Tellme to the Bay
Well, this weekend, indeed, the rest of this week, is a great big one in the life of dannyman.
Last week I got the word that Tellme wanted to fly me out to San Francisco. Well hot diggidy dawg but I found the most inexpensive plane tickets I could find for such a short-notice flight, and away I went. I left early Saturday morning, riding a very uncrowded 757 from Chicago. I returned Monday afternoon, riding an overbooked MD80 from San Jose.
A quick rant about airlines here – the tickets available at the last minute go up in price about threefold, but the real kicker is that it’s cheaper to fly through Chicago from Champaign than direct from Chicago. Flying from Champaign though, this doesn’t actually upset me, but let it be observed that the cheapest last-minute flight I could reason from Chicago would have involved riding Amtrak away from the city and flying back through.
Does anyone know why it works that way?
Anyway, as I stepped out of the San Jose airport to ride along in Angus’ A4, the first thing I noted was sunshine. It was a pleasant, sunny 70 degrees. Not bad, it’s been shitty cold rain in Illinois lately, though it has been nice since I got back.
Indeed, everywhere I went the weather was different. It gets chilly at night, unlike Chicago, and because it’s all hilly and different parts are closer and farther away from mountains, oceans, and desert … well, it wasn’t any warmer than Illinois except where it is usually warmer, and some places are chillier. Weird stuff.
From the airport we drove around Mountain View and the West Bay, Angus showed me the shiny buildings that were Netscape, and a few other places. Lots of big names and impressive stuff out there. Neato. We pulled up to the Tellme temporary offices, and I met some rather interesting folks.
I’m not sure, especially because I was a little dazed at the time, having arisen at 0345h PDT, but I think I was interviewed by about half the people who were there at the time. I talked of course with Angus, but also with John, their current Internet guru, who said that I’d also have to learn myself about some secure tunneling, which struck me as interesting. I talked with Mike, the CEO, and some Engineers, Brad and Rod, each one on one.
One interviewee seemed uncertain what he should be after, so I started asking him questions, and was left impressed by my own comfort in the situation. I was actually pretty proud of that one, and glad that I didn’t make any obvious snafus that a nervous candidate might make on any of the interviews. The whole rigamarole was quite pleasant, and I felt that I got along quite naturally with everyone, and even watching discussions about internal development that went somewhat above my head, I didn’t feel out of place.
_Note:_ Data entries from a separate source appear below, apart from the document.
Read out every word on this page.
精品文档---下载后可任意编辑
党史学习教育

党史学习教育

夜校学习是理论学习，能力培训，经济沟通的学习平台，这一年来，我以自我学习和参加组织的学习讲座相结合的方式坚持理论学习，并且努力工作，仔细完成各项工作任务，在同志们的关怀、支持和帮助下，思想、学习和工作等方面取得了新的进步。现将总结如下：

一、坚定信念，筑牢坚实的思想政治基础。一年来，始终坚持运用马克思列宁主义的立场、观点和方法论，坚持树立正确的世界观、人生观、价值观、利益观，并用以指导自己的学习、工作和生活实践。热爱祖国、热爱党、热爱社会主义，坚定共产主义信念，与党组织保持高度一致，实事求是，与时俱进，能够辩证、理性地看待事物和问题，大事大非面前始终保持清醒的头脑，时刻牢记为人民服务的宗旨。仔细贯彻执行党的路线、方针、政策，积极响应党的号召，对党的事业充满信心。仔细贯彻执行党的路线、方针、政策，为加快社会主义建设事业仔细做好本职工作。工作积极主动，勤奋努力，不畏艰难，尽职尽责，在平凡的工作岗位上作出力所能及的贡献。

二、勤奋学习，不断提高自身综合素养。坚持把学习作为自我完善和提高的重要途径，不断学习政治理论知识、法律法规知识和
The atmosphere was cordial, even better than NCSA had been, but with the informality and smallness that just made things a little more cozy, and avoided the cynicism you’re going to find in any organisation large enough to be self-conscious about itself in such a way.
I also got the impression at least, that the folks out there were each intelligent, and some especially so. The impression I’ve gotten from Angus is that he’s running about and putting together the best people he can get ahold of to put up this exciting new idea he and Mike have developed. The question that had been lurking in the back of my mind was why he’d take much interest in little old me, and as that came out in the interviews I began to put together my own little picture.
Consider if you were young and excited about creating your own startup. You have plenty of cash to go and pursue the best folks you need for the R&D stuff, and among the staff you would need are also support folks, including a Systems Administrator. For this position, a whiz kid from college should do, and so you, being the Internet hipster you are turn to the web and get yourself piles of resumes from Collegehire.com. Unfortunately, Collegehire is a slightly funny entity, and has a habit of returning a lot of obtuse suggestions. It turns out that a lot of EE/CS types, even if they have had experience adminning machines, tend to be more interested in just doing code. One candidate though is reasonably bright, and has experience and interest in the sort of stuff you’re looking for. He’s also different – a Writing major with a fairly extensive website and a sense of humour. Hrmmm …
I believe that in putting together the team, Angus may regard the company as a pallet onto which he places the colours in contrast and harmony with one another. He has some creative ego invested in the team, and takes pride in it, and one thing I have going for me is a somewhat unconventional flavour that seems to work. Voila!
Or so I tell myself. A useful mythology that pleases me, for now, for lack of any better understanding of the mysterious forces at work here. I think reality adds in a factor that maybe Collegehire didn’t do a great job, but did return one prospect that actually, when you get to know him, sounds like a good fit. At the day’s end, we know that dannyman gets it done.
Come to think of it though, the folks I know who are into running the systems tend to be more unconventional. I can think of an English major, two Rhetoric BAs, a dropout, and the entire team at EnterAct as examples of Admin-types who fall far from the traditional CS mould.